Table S1 shows details on PCR primer sequences. Fig. S1 shows the investigation of placental development, Fig. S2 shows the microscopic evaluation of aortic ring assays, Fig. S3 shows the validation of retroviral gene transfer, and Fig. S4 shows mmp-13 promoter analysis in ECs.
The authors thank U. Deutsch and A. Cerwenka for providing transgenic mice and retroviral vectors, respectively, M. Hahn for advice on DNA microarrays, M. Sator-Schmitt, B. Vonderstrass, and S. Teurich for technical assistance, and J. Hess for providing mmp-13 reporter constructs and CBF expression plasmids and critically reading the manuscript.
This work was supported by the Deutsche Forschungsgemeinschaft (AN 182/8-2 and Transregio SFB23; B. Arnold, P. Angel, and M. Schorpp-Kistner) and the Bundesministerium für Bildung und Forschung (NGFN2: SMP RNA 01GR0418, BTN 01GS0460 to P. Lichter)
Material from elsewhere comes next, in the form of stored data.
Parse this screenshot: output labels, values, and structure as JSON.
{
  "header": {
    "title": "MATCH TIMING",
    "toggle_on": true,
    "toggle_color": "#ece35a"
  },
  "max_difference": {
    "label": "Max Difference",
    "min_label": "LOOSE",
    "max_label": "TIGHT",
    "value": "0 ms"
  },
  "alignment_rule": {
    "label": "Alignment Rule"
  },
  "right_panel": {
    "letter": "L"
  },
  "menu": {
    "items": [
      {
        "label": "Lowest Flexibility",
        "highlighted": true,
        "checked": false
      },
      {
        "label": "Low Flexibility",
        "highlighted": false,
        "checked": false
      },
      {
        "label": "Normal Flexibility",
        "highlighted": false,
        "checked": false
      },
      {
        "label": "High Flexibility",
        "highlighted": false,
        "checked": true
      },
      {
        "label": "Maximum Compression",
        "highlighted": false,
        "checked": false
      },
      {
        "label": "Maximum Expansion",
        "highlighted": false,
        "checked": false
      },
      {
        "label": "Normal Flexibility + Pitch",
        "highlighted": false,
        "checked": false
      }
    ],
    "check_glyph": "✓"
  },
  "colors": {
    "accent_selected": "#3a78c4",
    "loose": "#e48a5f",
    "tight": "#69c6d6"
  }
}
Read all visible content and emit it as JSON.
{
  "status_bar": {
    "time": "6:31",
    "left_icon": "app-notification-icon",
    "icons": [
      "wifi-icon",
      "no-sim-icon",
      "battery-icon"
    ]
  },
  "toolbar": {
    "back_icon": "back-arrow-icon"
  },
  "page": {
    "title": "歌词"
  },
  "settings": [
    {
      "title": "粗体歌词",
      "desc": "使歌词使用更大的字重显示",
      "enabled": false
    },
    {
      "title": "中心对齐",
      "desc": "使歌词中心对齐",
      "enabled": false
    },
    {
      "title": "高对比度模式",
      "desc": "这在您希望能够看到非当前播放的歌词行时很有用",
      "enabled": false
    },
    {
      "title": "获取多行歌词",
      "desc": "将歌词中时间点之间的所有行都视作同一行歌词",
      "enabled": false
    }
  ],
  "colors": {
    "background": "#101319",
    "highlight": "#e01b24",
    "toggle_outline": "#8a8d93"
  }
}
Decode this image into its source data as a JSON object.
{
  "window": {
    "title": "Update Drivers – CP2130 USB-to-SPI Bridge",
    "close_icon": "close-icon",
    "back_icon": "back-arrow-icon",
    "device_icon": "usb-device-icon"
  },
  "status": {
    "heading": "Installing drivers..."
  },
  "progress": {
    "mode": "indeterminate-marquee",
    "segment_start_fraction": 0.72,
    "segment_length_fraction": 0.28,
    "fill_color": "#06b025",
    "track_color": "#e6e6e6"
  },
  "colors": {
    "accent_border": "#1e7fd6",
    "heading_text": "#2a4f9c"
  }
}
A.H. Licht and O.T. Pein contributed equally to this paper.
Abbreviations used in this paper: AP-1, activator protein-1; CBF, core-binding factor; ChIP, chromatin immunoprecipitation; CRE, cAMP responsive element; E, embryonic day; EC, endothelial cell; MMP, matrix metalloproteinase; TRE, 12-O-tetradecanoylphorbol-13-acetate–responsive element.